A few years ago, a friend of mine served in Afghanistan. It was, as he described it, a long and mostly dull duty. When not busy with soldierly duties, he wrote on his blog and took pictures, often of the rather picturesque – to those who didn’t have to traverse it – scenery. At one point, however, he was informed that these landscape pictures were, in fact, an operational security violation. Not the ones taken in-camp, but the gorgeous panoramas of Afghani mountains and valleys. The theory was that, using those pictures, insurgents could find their position. My friend’s response was succinct: “I think they already know about the mountains, sir.”

In a previous job, I was charged with creating the security documentation for a particular government system, including the disaster recovery plan. That plan necessarily had to include the power requirements for the system. However, with a certain amount of digging, I discovered that by the standards to which I would be held, the simple fact that the servers used either 110V or 220V power was considered “secure unclassified information” and my report would require rather cumbersome treatment.

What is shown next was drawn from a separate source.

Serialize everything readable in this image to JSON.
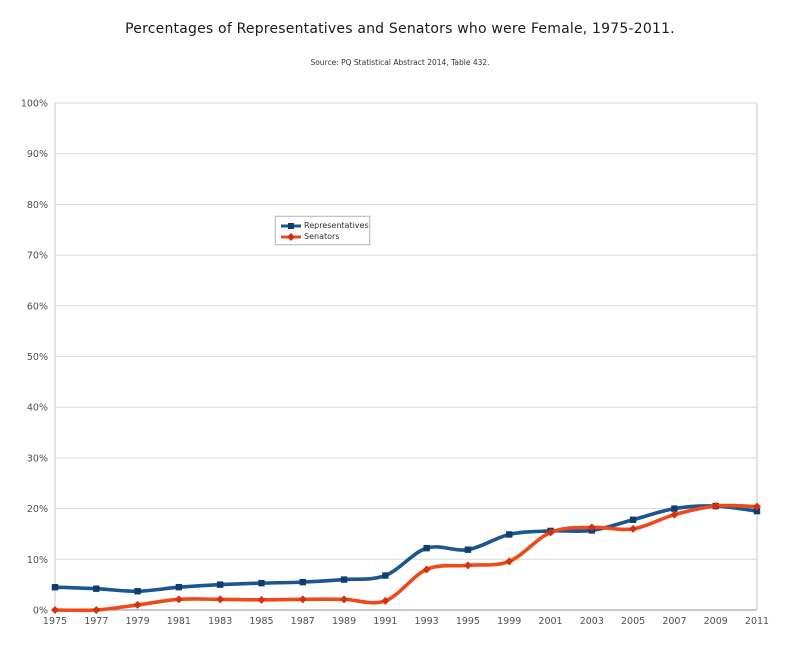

Mind, what put it over the top was not that the servers required 110V, or that the servers required 220V, but simply that the servers might require one or the other. Or, in other words, that the servers required electricity in the same fashion as every other standard server. The bleedingly, patently, absurdly obvious. But that fact was somehow important for security.

There is a certain tendency, with respect to security, to classify, render confidential, or otherwise obscure every piece of information. I cannot count how many times I have heard “we can’t tell you what kind of encryption we use – that would make it insecure!” or some other variant. Indeed, there is a certain value to hiding some seemingly obvious pieces of information – the number of servers, the ports being used, the location of a datacenter in a building. These are not without purpose. There is no sense in making an intruder’s job any easier, and great value in making it as trudgingly difficult and annoying for them as possible.

But this must be tempered with a modicum of sense. In risk assessment terms, this means examining a piece of information and determining what level of risk it exposes. There is no sense in restricting the fact that servers run off of electricity; an intruder knows that – it’s not something that takes much knowledge to figure out. There’s no sense in hiding the fact that a base which is in contact with the local population can see the mountains – the insurgents know that. These are obvious things.

And there’s an important psychological component there. By trying to secure patently obvious things, security by obscurity (already a bad idea) becomes security of absurdity. The very concept of security becomes eroded. Yes, it’s easier to treat all information as secure, but the end users won’t view it that way. What they’ll see – correctly – is a security posture which has gone amok and which is not connected to the reality of their work. And they’ll start ignoring it because it’s ridiculous. And then they’ll be ignoring actually sensible security; they’ve lost confidence in the directives and the purpose behind them. And then you have a problem.

The point is to maintain a real connection with the people who have to implement security directives. As I’ve said before, their job is not to keep your infrastructure secure – their job is, well, their job. To keep people following secure processes, they have to be invested. They have to be able to understand why they’re doing these things. You have to acknowledge that they know the mountains are there, and work within that reality.